17.5 oz (500 gr) sour cassava starch/polvilho azedo - normally one package
2 cups whole milk
1 cup neutral vegetable oil
4 whole eggs.lightly beaten
1 cup crumbled feta cheese*
1 cup grated parmesan cheese*
1 Tbsp salt
* you can substitute an equal quantity of any other grated or crumbled cheese or cheeses
In a medium sauce pan, combine the milk, the vegetable oil and salt, then bring the mixture just to a boil.

Put the sour starch in a large mixing bowl, then pour in the hot milk/oil mixture and mix with a wooden spoon. Mix until completely mixed, at which time you'll have something that looks like a gummy paste. Let it cool.

Preheat the oven to 375F (190C).

Add the beaten eggs and the cheese to the mixture. Using your hands knead all the ingredients together. At this point you can continue to knead the dough with your hands, forcefully, for about 10-15 minutes, or you can transfer the dough to a stand mixer equipped with a dough hook and knead for about 5-10 minutes at medium speed.

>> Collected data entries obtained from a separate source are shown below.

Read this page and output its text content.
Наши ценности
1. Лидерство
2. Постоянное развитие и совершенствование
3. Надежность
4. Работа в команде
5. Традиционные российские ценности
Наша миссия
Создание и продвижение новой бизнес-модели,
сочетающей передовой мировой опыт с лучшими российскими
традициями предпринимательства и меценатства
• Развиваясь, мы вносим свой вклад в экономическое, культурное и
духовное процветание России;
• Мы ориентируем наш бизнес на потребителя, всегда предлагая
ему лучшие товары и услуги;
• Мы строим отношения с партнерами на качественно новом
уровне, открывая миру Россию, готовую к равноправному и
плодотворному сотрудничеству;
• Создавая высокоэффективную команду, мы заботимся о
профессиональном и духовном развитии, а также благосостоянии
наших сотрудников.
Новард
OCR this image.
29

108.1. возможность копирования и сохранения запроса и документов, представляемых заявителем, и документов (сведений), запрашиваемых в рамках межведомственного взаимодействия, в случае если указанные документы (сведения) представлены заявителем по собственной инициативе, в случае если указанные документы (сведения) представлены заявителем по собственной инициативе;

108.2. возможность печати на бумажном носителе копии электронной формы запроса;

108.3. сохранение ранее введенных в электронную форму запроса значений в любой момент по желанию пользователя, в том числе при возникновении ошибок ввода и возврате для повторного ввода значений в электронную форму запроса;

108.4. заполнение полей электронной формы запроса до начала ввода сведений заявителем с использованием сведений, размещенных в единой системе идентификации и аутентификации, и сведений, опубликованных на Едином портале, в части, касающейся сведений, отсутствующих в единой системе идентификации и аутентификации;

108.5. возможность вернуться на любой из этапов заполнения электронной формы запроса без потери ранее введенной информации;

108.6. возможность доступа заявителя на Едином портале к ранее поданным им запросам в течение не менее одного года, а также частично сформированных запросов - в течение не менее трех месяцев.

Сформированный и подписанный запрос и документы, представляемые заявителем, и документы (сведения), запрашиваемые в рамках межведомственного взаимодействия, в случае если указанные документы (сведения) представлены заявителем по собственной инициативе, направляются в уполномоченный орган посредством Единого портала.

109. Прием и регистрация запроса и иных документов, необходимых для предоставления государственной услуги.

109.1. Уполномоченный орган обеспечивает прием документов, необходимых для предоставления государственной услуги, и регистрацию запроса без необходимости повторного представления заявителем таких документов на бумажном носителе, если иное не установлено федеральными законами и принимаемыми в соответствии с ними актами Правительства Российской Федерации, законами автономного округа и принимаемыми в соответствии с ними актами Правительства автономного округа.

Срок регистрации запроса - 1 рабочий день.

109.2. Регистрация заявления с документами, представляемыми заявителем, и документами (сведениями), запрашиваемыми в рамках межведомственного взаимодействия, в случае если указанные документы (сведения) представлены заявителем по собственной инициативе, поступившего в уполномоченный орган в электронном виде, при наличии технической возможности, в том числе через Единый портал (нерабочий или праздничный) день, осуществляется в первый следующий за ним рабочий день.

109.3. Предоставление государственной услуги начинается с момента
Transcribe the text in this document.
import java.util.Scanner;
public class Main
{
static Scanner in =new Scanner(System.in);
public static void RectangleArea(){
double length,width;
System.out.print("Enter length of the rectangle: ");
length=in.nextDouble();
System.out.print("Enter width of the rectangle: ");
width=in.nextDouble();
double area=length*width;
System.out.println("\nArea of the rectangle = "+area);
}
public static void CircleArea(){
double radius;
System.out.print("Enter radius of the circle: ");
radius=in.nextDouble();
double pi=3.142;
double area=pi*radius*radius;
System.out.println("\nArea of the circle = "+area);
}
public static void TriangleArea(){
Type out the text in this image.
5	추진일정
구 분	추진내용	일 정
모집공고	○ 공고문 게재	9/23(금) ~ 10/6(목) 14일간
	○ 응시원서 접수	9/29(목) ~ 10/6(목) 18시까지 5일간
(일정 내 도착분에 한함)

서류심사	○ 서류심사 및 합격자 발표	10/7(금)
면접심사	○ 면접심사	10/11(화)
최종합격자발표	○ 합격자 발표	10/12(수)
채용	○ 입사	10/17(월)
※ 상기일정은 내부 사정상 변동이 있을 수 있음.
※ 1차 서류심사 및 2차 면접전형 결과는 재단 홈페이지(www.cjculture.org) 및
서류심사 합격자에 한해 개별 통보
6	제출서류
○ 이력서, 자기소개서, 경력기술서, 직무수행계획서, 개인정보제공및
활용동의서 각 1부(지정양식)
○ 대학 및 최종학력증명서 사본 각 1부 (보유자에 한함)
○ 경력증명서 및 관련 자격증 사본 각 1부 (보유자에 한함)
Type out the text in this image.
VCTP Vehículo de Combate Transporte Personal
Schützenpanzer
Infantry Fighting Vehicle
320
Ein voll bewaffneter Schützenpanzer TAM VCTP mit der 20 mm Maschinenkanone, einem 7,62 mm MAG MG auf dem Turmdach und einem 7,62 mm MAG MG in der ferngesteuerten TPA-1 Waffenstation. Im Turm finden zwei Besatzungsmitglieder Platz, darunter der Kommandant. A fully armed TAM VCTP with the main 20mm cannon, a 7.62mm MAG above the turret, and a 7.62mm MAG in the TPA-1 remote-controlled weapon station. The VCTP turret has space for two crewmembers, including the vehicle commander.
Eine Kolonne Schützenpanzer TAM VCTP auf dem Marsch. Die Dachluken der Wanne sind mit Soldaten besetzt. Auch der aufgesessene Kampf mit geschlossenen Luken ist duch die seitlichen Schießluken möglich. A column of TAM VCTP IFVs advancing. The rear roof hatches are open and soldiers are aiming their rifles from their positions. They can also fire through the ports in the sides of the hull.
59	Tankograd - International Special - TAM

As soon as the kneading is completed, using your hands, shape the dough into round balls just slightly smaller than a golf ball. Place them on a cookie sheet, leaving space between them as they'll grow about 25% during cooking.

Place the cookie sheet on the top shelf of the preheated oven for 15 minutes, then reduce heat to 300F (150C) and cook for another 15 minutes, or until they are nicely golden and crisp. Remove from the oven and serve hot.


  1. I live in the USA and when I make pao de queijo I use tapioca flour which is very easy to find around here.

  2. Thanks! I'm actually able to find the sour manioc starch. I've been using a slightly different recipe that calls for regular manioc starch as well. It also has me let the dough rest after kneading for 2 hours. I will stop doing that because the balls are not airy at all. I will try this recipe next time I make it!
    I've also not kneaded enough and the balls totally deflate after cooking. Not very pretty but the taste is the same.
    Thanks again!

  3. Hi James, Thanks for posting the recipe and writing the Blog. I followed this recipe to the T but sadly it came out way too oily, in the end I mixed in alot more of the Yoki starch to try to make it better. They are in the oven right now so fingers crossed. I'm looking forward to trying more of your recipes.

  4. A friend of mine recently made pão de queijo using tapioca flour (google it to find several places in the US to purchase it online.) He found the resulting dough way too moist, so he added more flour. He used shredded parmesan rather than grated ---purchased in a large plastic jar at Costco ---but no feta. The result was great. I have a few boxes of Yoki prepared mix, but it is lame compared to my friend's. He is going to perfect his recipe and send me the result ---but that might take a while.

  5. Hi - If you do get his recipe, tried and tested, do please forward it to Flavors of Brazil. We're always interested in perfecting homemade pão de queijo.


  6. This is the recipe I used for pão de queijo when I was in the U.S.. It uses Tapioca flour which is availible in many grocery stores organic or bulk sections. They are so light and puffy. They are not dense like most of the pão de queijo I have eaten here.